China has made reform its top priority for 2014 but the question as to how to accelerate comprehensive reform while maintaining steady economic growth will test the new government.
On the one hand, accelerating reform needs determination as it will offend vested interests; on the other, reform should be conducted at a pace that will avoid economic instability.
"Reform is the top priority for the government's work this year," said Premier Li Kiqiang in his first government work report, delivered Wednesday at the opening meeting of the national legislature's annual session.
The report also set this year's economic growth target at 7.5 percent, the same as last year's target and slightly lower than the 7.7-percent actual growth in 2013.
"China sent its strongest signal yet that its days of chasing breakneck economic growth were over, promising to wage a 'war' on pollution and reduce the pace of investment to a decade-low as it pursues more sustainable expansion," a Reuters report said.
"China wants to change tack and rebalance its economy," it said.
Whether China can continue to quickly push forward its reform has grabbed global attention.

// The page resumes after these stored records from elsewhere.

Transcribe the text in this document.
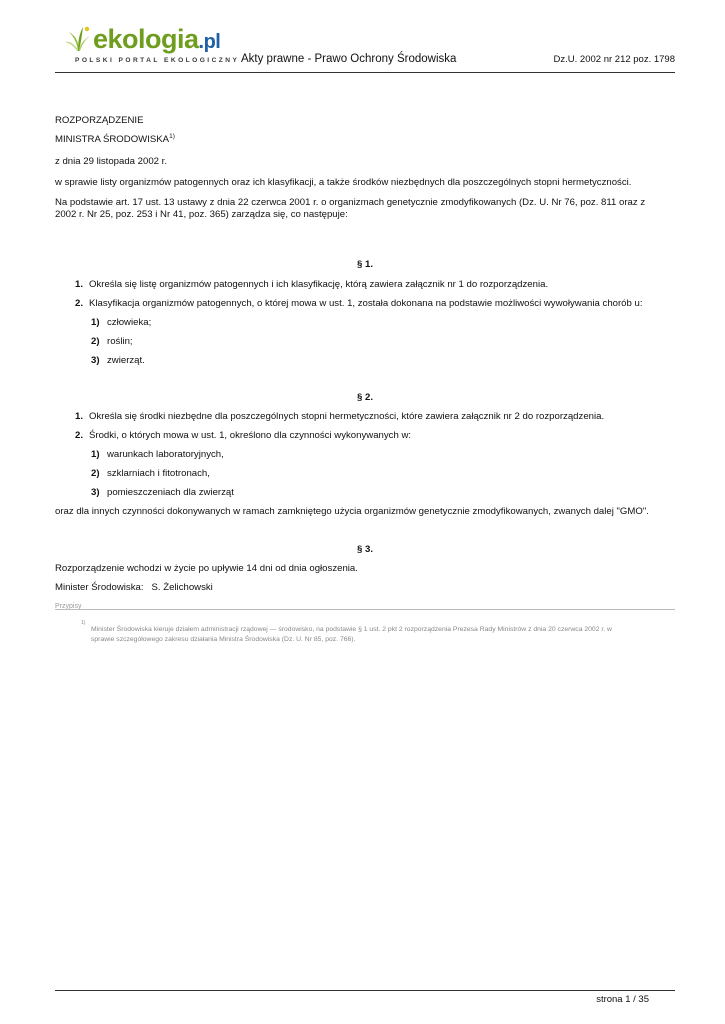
ekologia.pl
POLSKI PORTAL EKOLOGICZNY Akty prawne - Prawo Ochrony Środowiska	Dz.U. 2002 nr 212 poz. 1798
ROZPORZĄDZENIE
MINISTRA ŚRODOWISKA$^{1)}$
z dnia 29 listopada 2002 r.
w sprawie listy organizmów patogennych oraz ich klasyfikacji, a także środków niezbędnych dla poszczególnych stopni hermetyczności.
Na podstawie art. 17 ust. 13 ustawy z dnia 22 czerwca 2001 r. o organizmach genetycznie zmodyfikowanych (Dz. U. Nr 76, poz. 811 oraz z
2002 r. Nr 25, poz. 253 i Nr 41, poz. 365) zarządza się, co następuje:
§ 1.
1. Określa się listę organizmów patogennych i ich klasyfikację, którą zawiera załącznik nr 1 do rozporządzenia.
2. Klasyfikacja organizmów patogennych, o której mowa w ust. 1, została dokonana na podstawie możliwości wywoływania chorób u:
1) człowieka;
2) roślin;
3) zwierząt.
§ 2.
1. Określa się środki niezbędne dla poszczególnych stopni hermetyczności, które zawiera załącznik nr 2 do rozporządzenia.
2. Środki, o których mowa w ust. 1, określono dla czynności wykonywanych w:
1) warunkach laboratoryjnych,
2) szklarniach i fitotronach,
3) pomieszczeniach dla zwierząt
oraz dla innych czynności dokonywanych w ramach zamkniętego użycia organizmów genetycznie zmodyfikowanych, zwanych dalej "GMO".
§ 3.
Rozporządzenie wchodzi w życie po upływie 14 dni od dnia ogłoszenia.
Minister Środowiska:   S. Żelichowski
Przypisy
1)
Minister Środowiska kieruje działem administracji rządowej — środowisko, na podstawie § 1 ust. 2 pkt 2 rozporządzenia Prezesa Rady Ministrów z dnia 20 czerwca 2002 r. w
sprawie szczegółowego zakresu działania Ministra Środowiska (Dz. U. Nr 85, poz. 766).
strona 1 / 35
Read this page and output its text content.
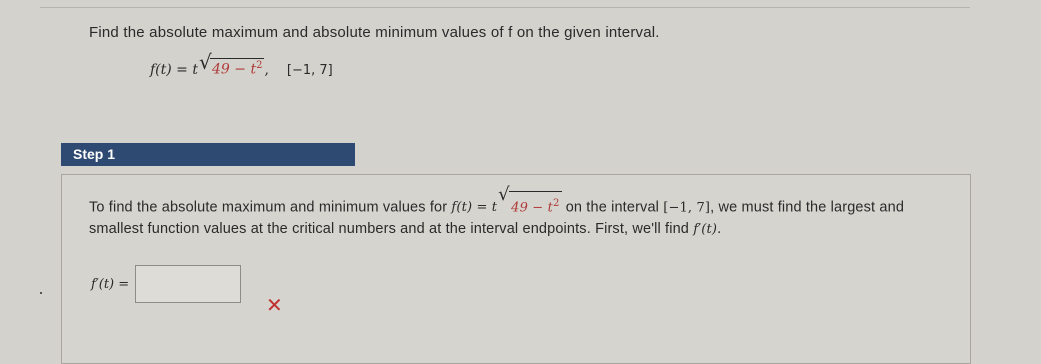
Find the absolute maximum and absolute minimum values of f on the given interval.
f(t) = t √ $49 - t^2$ , [−1, 7]
Step 1
To find the absolute maximum and minimum values for f(t) = t
√
$49 - t^2$ on the interval [−1, 7], we must find the largest and smallest function values at the critical numbers and at the interval endpoints. First, we'll find f′(t).
f′(t) =
✕
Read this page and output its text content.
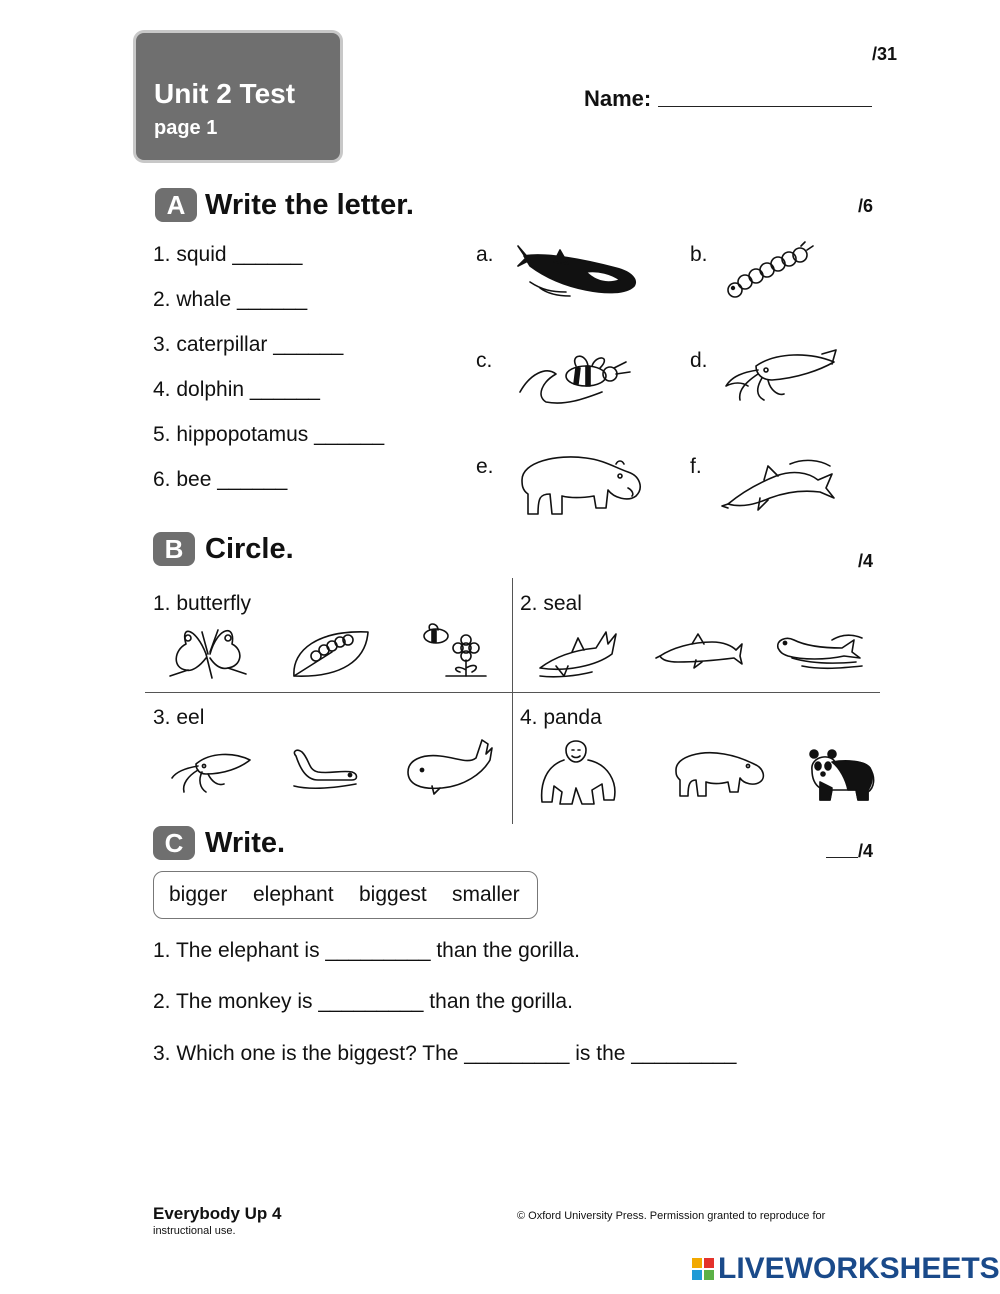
Unit 2 Test
page 1
/31
Name:
A Write the letter.	/6
1. squid ______
2. whale ______
3. caterpillar ______
4. dolphin ______
5. hippopotamus ______
6. bee ______
a.	b.
c.	d.
e.	f.
B Circle.	/4
1. butterfly	2. seal
3. eel	4. panda
C Write.	/4
bigger elephant biggest smaller
1. The elephant is _________ than the gorilla.
2. The monkey is _________ than the gorilla.
3. Which one is the biggest? The _________ is the _________
Everybody Up 4
instructional use.
© Oxford University Press. Permission granted to reproduce for
LIVEWORKSHEETS
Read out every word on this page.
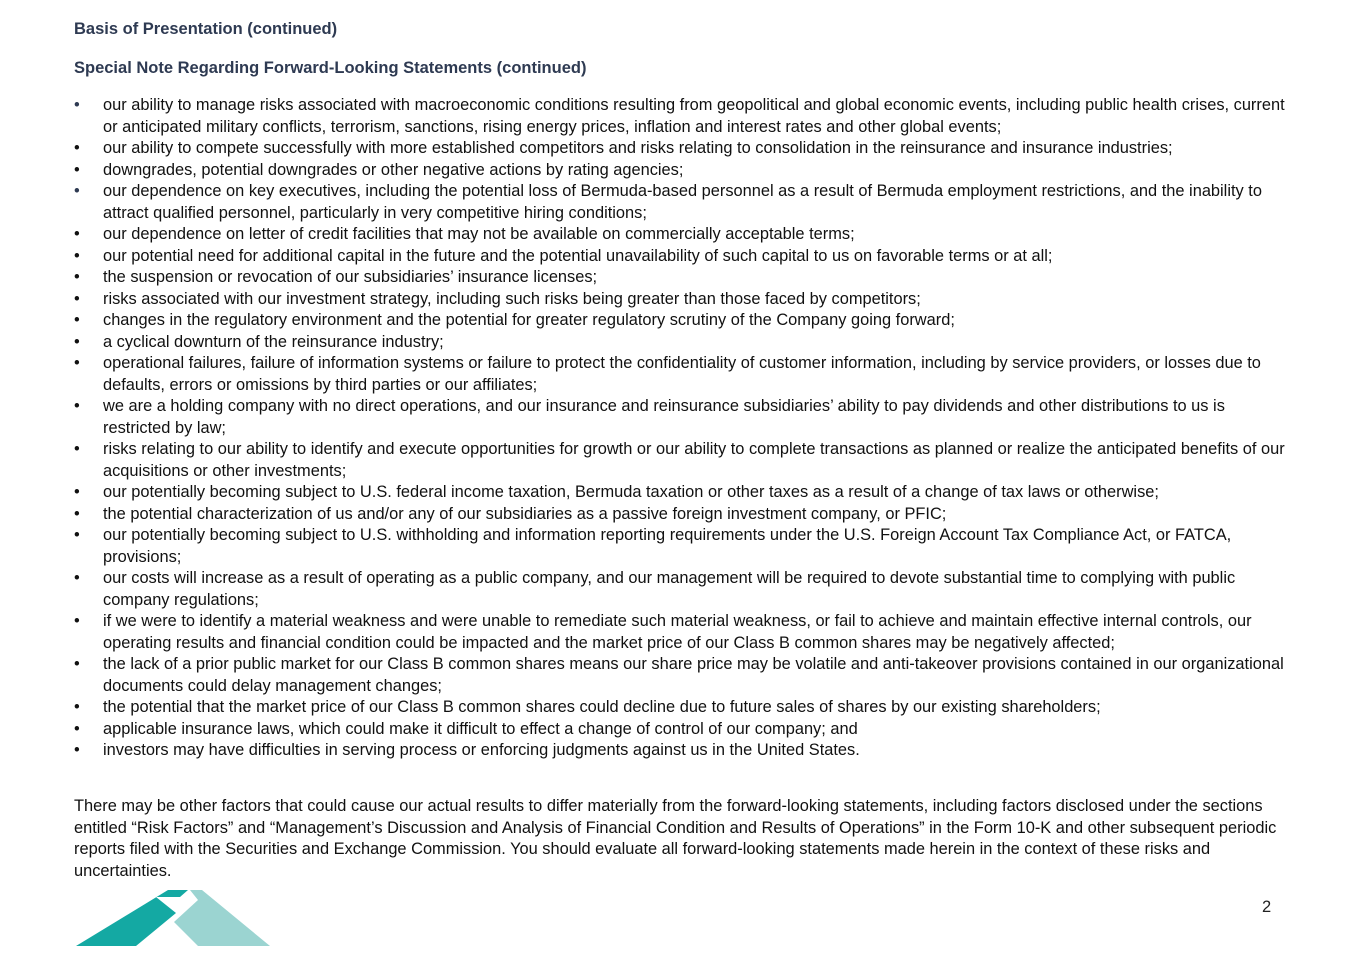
Basis of Presentation (continued)
Special Note Regarding Forward-Looking Statements (continued)
• our ability to manage risks associated with macroeconomic conditions resulting from geopolitical and global economic events, including public health crises, current or anticipated military conflicts, terrorism, sanctions, rising energy prices, inflation and interest rates and other global events;
• our ability to compete successfully with more established competitors and risks relating to consolidation in the reinsurance and insurance industries;
• downgrades, potential downgrades or other negative actions by rating agencies;
• our dependence on key executives, including the potential loss of Bermuda-based personnel as a result of Bermuda employment restrictions, and the inability to attract qualified personnel, particularly in very competitive hiring conditions;
• our dependence on letter of credit facilities that may not be available on commercially acceptable terms;
• our potential need for additional capital in the future and the potential unavailability of such capital to us on favorable terms or at all;
• the suspension or revocation of our subsidiaries’ insurance licenses;
• risks associated with our investment strategy, including such risks being greater than those faced by competitors;
• changes in the regulatory environment and the potential for greater regulatory scrutiny of the Company going forward;
• a cyclical downturn of the reinsurance industry;
• operational failures, failure of information systems or failure to protect the confidentiality of customer information, including by service providers, or losses due to defaults, errors or omissions by third parties or our affiliates;
• we are a holding company with no direct operations, and our insurance and reinsurance subsidiaries’ ability to pay dividends and other distributions to us is restricted by law;
• risks relating to our ability to identify and execute opportunities for growth or our ability to complete transactions as planned or realize the anticipated benefits of our acquisitions or other investments;
• our potentially becoming subject to U.S. federal income taxation, Bermuda taxation or other taxes as a result of a change of tax laws or otherwise;
• the potential characterization of us and/or any of our subsidiaries as a passive foreign investment company, or PFIC;
• our potentially becoming subject to U.S. withholding and information reporting requirements under the U.S. Foreign Account Tax Compliance Act, or FATCA, provisions;
• our costs will increase as a result of operating as a public company, and our management will be required to devote substantial time to complying with public company regulations;
• if we were to identify a material weakness and were unable to remediate such material weakness, or fail to achieve and maintain effective internal controls, our operating results and financial condition could be impacted and the market price of our Class B common shares may be negatively affected;
• the lack of a prior public market for our Class B common shares means our share price may be volatile and anti-takeover provisions contained in our organizational documents could delay management changes;
• the potential that the market price of our Class B common shares could decline due to future sales of shares by our existing shareholders;
• applicable insurance laws, which could make it difficult to effect a change of control of our company; and
• investors may have difficulties in serving process or enforcing judgments against us in the United States.

There may be other factors that could cause our actual results to differ materially from the forward-looking statements, including factors disclosed under the sections entitled “Risk Factors” and “Management’s Discussion and Analysis of Financial Condition and Results of Operations” in the Form 10-K and other subsequent periodic reports filed with the Securities and Exchange Commission. You should evaluate all forward-looking statements made herein in the context of these risks and uncertainties.

2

Since the government unveiled a 60-point reform blueprint after the third plenum of the 18th Central Committee of the Communist Party of China (CPC) about three months ago, nearly half the tasks listed on the plan have been initiated.
In Li's report, economic restructuring tops all reform measures and the highlighted ones include the administrative system, the fiscal and tax systems, the financial sector and equal development of state and non-state enterprises.
As a major attempt to transform government functions, the central government plans to add another 200 administrative approvals to the list of 416 being abolished or delegated to governments at lower levels, which it identified last year.
"We would welcome the simplification of procedures and also reduction of government intervention," PricewaterhouseCoopers partner Jens-Peter Otto said.
Otto took the capital verification report as an example. All companies, including foreign investment entities in China, used to need such a report verifying their paid-in capital, issued by a certified public accounting firm, in such circumstances as when a company is initially established,or when there is a change in capital or shareholders.
"I read in the third plenum (of the 18th CPC Central Committee), this kind of capital verification report will be abolished in the future," Otto said. "Although we would earn money with this report because we usually prepare this capital verification report, we welcome this change as that has been an additional burden for companies."